嫁入り契約~御曹司は新妻を独占したい~
「は、はい……」


さ、さすが……カッコいい。

至近距離で見ると、とにかく整った顔立ちに圧倒される。
この危機的状況にも関わらず、ときめいてしまったほど。

彼は大手日用品メーカー櫻葉グループの御曹司、櫻葉 薫(さくらば かおる)。
弱冠三十歳にして櫻葉株式会社社長。
系列会社の社長であるお兄様との混同を防ぐため、周りからは〝薫社長〟と名前で呼ばれている。
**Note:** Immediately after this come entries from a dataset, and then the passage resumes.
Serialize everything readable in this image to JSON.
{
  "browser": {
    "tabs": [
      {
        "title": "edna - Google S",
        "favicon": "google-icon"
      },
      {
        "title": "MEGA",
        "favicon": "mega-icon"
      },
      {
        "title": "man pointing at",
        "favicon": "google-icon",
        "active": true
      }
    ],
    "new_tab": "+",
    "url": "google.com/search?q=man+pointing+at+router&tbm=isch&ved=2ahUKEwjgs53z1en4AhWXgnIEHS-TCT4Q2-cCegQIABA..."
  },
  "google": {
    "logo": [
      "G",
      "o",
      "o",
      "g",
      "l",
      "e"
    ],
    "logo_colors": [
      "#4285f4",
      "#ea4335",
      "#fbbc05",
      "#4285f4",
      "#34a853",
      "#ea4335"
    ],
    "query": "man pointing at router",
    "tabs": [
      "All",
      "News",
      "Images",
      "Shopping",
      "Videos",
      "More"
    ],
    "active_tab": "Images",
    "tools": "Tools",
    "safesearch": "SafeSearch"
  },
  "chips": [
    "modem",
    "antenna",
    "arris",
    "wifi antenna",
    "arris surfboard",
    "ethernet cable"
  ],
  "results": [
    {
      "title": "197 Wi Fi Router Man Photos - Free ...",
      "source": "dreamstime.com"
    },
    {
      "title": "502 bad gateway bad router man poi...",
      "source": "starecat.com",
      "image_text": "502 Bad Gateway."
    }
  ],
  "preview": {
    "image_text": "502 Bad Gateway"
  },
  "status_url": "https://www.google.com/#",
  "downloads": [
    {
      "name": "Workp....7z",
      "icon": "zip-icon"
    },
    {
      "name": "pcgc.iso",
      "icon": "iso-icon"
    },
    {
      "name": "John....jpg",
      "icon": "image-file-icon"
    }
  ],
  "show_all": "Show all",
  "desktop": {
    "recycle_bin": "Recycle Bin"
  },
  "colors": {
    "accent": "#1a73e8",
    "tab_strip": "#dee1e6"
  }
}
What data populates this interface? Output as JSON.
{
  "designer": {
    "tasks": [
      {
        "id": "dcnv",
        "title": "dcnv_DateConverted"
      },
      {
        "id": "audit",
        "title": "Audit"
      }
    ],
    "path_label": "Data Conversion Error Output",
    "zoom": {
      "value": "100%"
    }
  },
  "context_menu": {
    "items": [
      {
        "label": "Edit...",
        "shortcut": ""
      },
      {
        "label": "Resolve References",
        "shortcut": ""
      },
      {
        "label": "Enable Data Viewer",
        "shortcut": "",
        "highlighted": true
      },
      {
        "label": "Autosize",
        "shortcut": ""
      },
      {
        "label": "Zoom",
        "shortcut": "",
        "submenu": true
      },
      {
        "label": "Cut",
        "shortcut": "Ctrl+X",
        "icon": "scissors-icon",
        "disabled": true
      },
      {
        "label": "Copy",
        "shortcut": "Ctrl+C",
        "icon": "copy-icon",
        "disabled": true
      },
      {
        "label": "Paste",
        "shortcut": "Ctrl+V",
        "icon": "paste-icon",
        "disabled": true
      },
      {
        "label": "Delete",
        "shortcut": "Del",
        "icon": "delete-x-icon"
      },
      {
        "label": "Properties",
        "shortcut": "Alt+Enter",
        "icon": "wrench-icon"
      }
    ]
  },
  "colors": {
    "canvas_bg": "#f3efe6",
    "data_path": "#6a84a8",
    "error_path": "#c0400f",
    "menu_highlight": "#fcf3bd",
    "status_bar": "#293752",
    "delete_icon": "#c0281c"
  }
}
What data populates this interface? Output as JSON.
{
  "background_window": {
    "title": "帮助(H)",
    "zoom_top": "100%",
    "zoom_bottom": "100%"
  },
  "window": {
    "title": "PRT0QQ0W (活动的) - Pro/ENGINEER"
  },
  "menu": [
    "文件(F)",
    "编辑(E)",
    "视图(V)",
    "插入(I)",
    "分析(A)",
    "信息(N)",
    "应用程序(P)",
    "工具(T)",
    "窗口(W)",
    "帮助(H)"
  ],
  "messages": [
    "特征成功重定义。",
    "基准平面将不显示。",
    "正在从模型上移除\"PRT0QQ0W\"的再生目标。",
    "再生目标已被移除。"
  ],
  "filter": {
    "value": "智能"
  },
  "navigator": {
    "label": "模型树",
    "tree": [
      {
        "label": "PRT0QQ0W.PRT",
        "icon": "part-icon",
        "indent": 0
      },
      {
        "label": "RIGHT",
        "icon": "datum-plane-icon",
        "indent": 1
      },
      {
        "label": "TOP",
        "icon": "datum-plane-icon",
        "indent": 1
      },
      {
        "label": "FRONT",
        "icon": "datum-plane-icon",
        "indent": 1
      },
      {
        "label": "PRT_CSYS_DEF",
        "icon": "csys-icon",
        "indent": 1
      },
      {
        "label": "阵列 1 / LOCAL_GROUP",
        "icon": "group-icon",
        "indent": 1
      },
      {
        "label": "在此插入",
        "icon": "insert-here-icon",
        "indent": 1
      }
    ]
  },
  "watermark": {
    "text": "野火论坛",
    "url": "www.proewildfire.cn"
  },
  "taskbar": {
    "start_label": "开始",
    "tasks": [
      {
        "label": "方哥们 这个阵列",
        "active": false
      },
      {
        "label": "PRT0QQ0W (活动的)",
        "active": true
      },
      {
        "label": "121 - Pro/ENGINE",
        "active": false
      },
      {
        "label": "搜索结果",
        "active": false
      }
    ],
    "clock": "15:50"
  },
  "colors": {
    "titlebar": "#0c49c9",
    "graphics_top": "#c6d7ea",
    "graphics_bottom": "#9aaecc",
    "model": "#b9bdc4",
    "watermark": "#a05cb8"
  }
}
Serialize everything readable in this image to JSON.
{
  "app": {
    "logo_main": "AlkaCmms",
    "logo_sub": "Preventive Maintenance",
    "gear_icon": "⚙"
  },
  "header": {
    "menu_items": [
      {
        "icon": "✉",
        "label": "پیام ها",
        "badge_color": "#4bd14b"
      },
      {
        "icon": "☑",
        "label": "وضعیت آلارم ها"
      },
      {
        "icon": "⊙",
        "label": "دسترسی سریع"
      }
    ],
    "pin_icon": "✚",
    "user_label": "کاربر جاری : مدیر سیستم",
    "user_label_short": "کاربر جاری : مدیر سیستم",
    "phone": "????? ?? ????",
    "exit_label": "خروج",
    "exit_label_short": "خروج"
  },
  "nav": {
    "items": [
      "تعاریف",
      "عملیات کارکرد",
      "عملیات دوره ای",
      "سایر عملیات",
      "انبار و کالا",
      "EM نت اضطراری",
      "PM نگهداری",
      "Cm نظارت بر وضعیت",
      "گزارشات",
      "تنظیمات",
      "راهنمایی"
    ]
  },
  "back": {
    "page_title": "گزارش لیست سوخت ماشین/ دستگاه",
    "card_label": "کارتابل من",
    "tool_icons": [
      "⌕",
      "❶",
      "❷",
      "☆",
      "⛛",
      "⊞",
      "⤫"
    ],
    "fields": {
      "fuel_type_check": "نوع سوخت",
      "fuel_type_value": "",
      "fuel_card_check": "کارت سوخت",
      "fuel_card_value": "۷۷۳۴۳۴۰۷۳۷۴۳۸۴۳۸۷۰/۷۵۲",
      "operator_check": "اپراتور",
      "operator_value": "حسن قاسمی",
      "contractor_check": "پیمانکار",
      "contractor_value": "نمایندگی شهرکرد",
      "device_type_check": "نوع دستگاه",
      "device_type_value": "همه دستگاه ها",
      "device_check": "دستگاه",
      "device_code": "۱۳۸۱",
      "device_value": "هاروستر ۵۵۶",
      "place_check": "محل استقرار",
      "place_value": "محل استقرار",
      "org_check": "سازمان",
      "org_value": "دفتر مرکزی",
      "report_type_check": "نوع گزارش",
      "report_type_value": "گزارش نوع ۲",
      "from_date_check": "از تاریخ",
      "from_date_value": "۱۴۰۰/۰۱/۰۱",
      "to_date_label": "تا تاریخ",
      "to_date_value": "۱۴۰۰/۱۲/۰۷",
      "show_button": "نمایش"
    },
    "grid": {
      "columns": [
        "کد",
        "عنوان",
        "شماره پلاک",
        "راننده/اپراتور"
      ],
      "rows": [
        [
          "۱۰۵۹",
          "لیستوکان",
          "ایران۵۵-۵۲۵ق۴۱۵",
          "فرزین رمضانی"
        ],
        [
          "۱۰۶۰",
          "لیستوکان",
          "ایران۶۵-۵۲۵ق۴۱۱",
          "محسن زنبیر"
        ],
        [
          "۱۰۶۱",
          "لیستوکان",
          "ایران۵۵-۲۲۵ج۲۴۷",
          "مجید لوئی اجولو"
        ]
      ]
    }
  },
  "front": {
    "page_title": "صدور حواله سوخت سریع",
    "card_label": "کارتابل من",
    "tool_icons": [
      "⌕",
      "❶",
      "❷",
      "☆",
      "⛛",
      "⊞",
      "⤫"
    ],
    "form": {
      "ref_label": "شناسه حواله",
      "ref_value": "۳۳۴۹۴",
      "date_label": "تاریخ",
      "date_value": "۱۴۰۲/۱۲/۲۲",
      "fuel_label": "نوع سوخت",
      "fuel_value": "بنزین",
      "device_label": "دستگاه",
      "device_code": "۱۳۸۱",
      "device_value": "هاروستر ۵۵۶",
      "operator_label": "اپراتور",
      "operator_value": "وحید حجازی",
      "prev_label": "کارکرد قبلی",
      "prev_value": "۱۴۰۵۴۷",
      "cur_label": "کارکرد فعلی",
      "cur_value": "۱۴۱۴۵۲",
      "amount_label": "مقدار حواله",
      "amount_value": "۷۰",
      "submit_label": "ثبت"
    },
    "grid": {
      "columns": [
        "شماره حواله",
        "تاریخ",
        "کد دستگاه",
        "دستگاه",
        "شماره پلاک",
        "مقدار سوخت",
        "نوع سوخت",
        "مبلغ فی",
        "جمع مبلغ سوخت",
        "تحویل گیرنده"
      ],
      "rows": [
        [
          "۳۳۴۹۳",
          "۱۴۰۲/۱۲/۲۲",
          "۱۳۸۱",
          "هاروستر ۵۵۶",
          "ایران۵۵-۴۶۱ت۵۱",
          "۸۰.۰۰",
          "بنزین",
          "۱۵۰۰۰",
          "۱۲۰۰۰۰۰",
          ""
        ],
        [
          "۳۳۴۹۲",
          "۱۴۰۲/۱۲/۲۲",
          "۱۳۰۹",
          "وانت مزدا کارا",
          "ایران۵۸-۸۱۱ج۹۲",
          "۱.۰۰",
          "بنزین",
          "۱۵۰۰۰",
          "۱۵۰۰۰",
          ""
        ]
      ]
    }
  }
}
若いのにやり手の社長で、しかもモデル並みにハンサムなもんだから社内外にファンを多く持っている。

高い鼻梁、形の良い唇、涼しげな二重まぶた。サラサラの黒髪はほどよくセットされていて、着こなしている細身のブランド物のスーツもとてもお洒落だ。

まるで、王子様みたい……。


「あ、ありがとうございます……」


私が手を握り返すと、薫社長は間髪入れずにグイッと引き上げた。

身バレしないよう顔を背けたつもりだったけど、そのとき一瞬無防備になって、はっきりと見えた。
片方の頬で意味ありげにクッと笑った、薫社長の表情を。


「どういたしまして、茅部さん」


……え?


「お客様、大きな声が聞こえましたけどどうかされましたか⁉︎」


ちょうどそのタイミングで片山さんがお座敷に駆けつけ、私が動転してうまく説明できない代わりに薫社長が誰も不利にならない程度にさらりと状況を語った。

お陰で大きな騒動にはならなかったけれど、木塚所長とかいう年配客はよろめいて歩くくらい憔悴していて、気の毒になるほど落ち込んでた。